O. Tiero Vendredi, 27 Novembre 2015 22:59
Ce jeudi 18 novembre 2015, je suis venu griller quelques heures de mon congé annuel au bureau pour lire ou rédiger des articles pour la presse, mon passe-temps favori. Je descends à 14h, et qui je vois au portail du service, un camarade de promotion qui se jette dans mes bras et m’embrasse :
- Comment ça va Bérété, lui dis-je, quel bon vent t’amène ?
- Tout va bien, je suis ici sur convocation de tes chefs. J’ai fini mon premier entretien avec l’un d’entre eux il me reste à voir le DAAF et d’autres qui me donnent rendez-vous demain.
- Alors, à Beyla ça va, et la route, ce n’est pas trop fatiguant entre Macenta et Guéckédou ?
- Oui ça va à Beyla, je suis venu par Kérouané-Kankan, la route est passable en cette saison. Je vois que tu rentres maintenant, je peux te déposer ?
- Oui ça me ferait plaisir, j’habite Bambéto mais tu peux me déposer à Madina où j’ai quelques courses à faire.
Cette conversation enjouée entre vielles connaissances n’est que naturelle. En fait Bérété et moi sommes tous deux de Beyla où nous avons frotté ensemble nos culottes sur les bancs du primaire et du secondaire avant que nos chemins ne diffèrent dans la vie active. Nous ne nous rencontrons plus que par occasion quand je me rends à Beyla ou quand c’est lui vient à Conakry. Le destin a certainement joué son jeu, le major sur les bancs que j’ai été a aujourd’hui de la peine à joindre les deux bouts, tandis que mon ami Bérété se la coule douce avec cette grosse cylindrée, son véhicule de fonction. Il est à Beyla, l’une des toutes premières personnalités du parti au pouvoir, pendant que fonctionnaire à la retraite, je trime à exercer un obscur job de contractuel dans cette institution républicaine en charge des élections.

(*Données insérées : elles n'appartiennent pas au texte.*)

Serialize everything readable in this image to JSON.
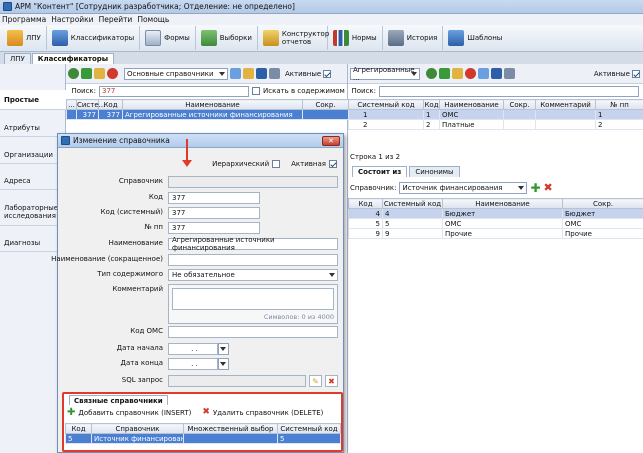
{
  "window": {
    "title": "АРМ \"Контент\" [Сотрудник разработчика; Отделение: не определено]"
  },
  "menu": [
    "Программа",
    "Настройки",
    "Перейти",
    "Помощь"
  ],
  "toolbar": [
    {
      "label": "ЛПУ",
      "icon": "hospital-icon"
    },
    {
      "label": "Классификаторы",
      "icon": "classifiers-icon"
    },
    {
      "label": "Формы",
      "icon": "forms-icon"
    },
    {
      "label": "Выборки",
      "icon": "selections-icon"
    },
    {
      "label": "Конструктор отчетов",
      "icon": "report-builder-icon"
    },
    {
      "label": "Нормы",
      "icon": "norms-icon"
    },
    {
      "label": "История",
      "icon": "history-icon"
    },
    {
      "label": "Шаблоны",
      "icon": "templates-icon"
    }
  ],
  "tabs": [
    "ЛПУ",
    "Классификаторы"
  ],
  "left_tabs": [
    "Простые",
    "Атрибуты",
    "Организации",
    "Адреса",
    "Лабораторные исследования",
    "Диагнозы"
  ],
  "left_grid": {
    "dropdown": "Основные справочники",
    "active_label": "Активные",
    "search_label": "Поиск:",
    "search_value": "377",
    "search_content_label": "Искать в содержимом",
    "columns": [
      "...",
      "Систе...",
      "Код",
      "Наименование",
      "Сокр."
    ],
    "rows": [
      [
        "",
        "377",
        "377",
        "Агрегированные источники финансирования",
        ""
      ]
    ]
  },
  "right_grid": {
    "dropdown": "Агрегированные ...",
    "active_label": "Активные",
    "search_label": "Поиск:",
    "columns": [
      "Системный код",
      "Код",
      "Наименование",
      "Сокр.",
      "Комментарий",
      "№ пп"
    ],
    "rows": [
      [
        "1",
        "1",
        "ОМС",
        "",
        "",
        "1"
      ],
      [
        "2",
        "2",
        "Платные",
        "",
        "",
        "2"
      ]
    ],
    "row_count": "Строка 1 из 2"
  },
  "composition": {
    "tabs": [
      "Состоит из",
      "Синонимы"
    ],
    "ref_label": "Справочник:",
    "ref_value": "Источник финансирования",
    "columns": [
      "Код",
      "Системный код",
      "Наименование",
      "Сокр."
    ],
    "rows": [
      [
        "4",
        "4",
        "Бюджет",
        "Бюджет"
      ],
      [
        "5",
        "5",
        "ОМС",
        "ОМС"
      ],
      [
        "9",
        "9",
        "Прочие",
        "Прочие"
      ]
    ]
  },
  "dialog": {
    "title": "Изменение справочника",
    "hierarchical_label": "Иерархический",
    "active_label": "Активная",
    "fields": {
      "ref_label": "Справочник",
      "code_label": "Код",
      "code_value": "377",
      "syscode_label": "Код (системный)",
      "syscode_value": "377",
      "num_label": "№ пп",
      "num_value": "377",
      "name_label": "Наименование",
      "name_value": "Агрегированные источники финансирования",
      "short_label": "Наименование (сокращенное)",
      "content_type_label": "Тип содержимого",
      "content_type_value": "Не обязательное",
      "comment_label": "Комментарий",
      "symbols": "Символов: 0 из 4000",
      "oms_label": "Код ОМС",
      "start_label": "Дата начала",
      "end_label": "Дата конца",
      "date_placeholder": ". .",
      "sql_label": "SQL запрос"
    },
    "related": {
      "tab": "Связные справочники",
      "add_label": "Добавить справочник (INSERT)",
      "delete_label": "Удалить справочник (DELETE)",
      "columns": [
        "Код",
        "Справочник",
        "Множественный выбор",
        "Системный код"
      ],
      "rows": [
        [
          "5",
          "Источник финансирования",
          "",
          "5"
        ]
      ]
    }
  },
  "colors": {
    "accent": "#4a7fd1",
    "highlight": "#e03a2a"
  }
}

Le chauffeur nous mène sur l’autoroute en direction de Madina. Je le connais, le fils de mon ami Bérété. La circulation est fortement ralentie par un bouchon, et pendant que mon ami et son fils achètent plein de gadgets dans les mains des marchands ambulants, je me laisse aller à des réflexions sur ce qui nous unit ou nous sépare, Bérété et moi. D’abord ce qui nous unit remonte à notre enfance, cette franche camaraderie nouée sur les bancs de l’école et aussi parce que nous sommes natifs du même terroir. Par contre ce qui nous divise sans forcément nous opposer c’est l’ethnie, il est konianka, je suis loma, il est musulman, moi libre penseur. Il milite aussi dans le parti au pouvoir et moi dans l’opposition, mais tout cela me paraît normal.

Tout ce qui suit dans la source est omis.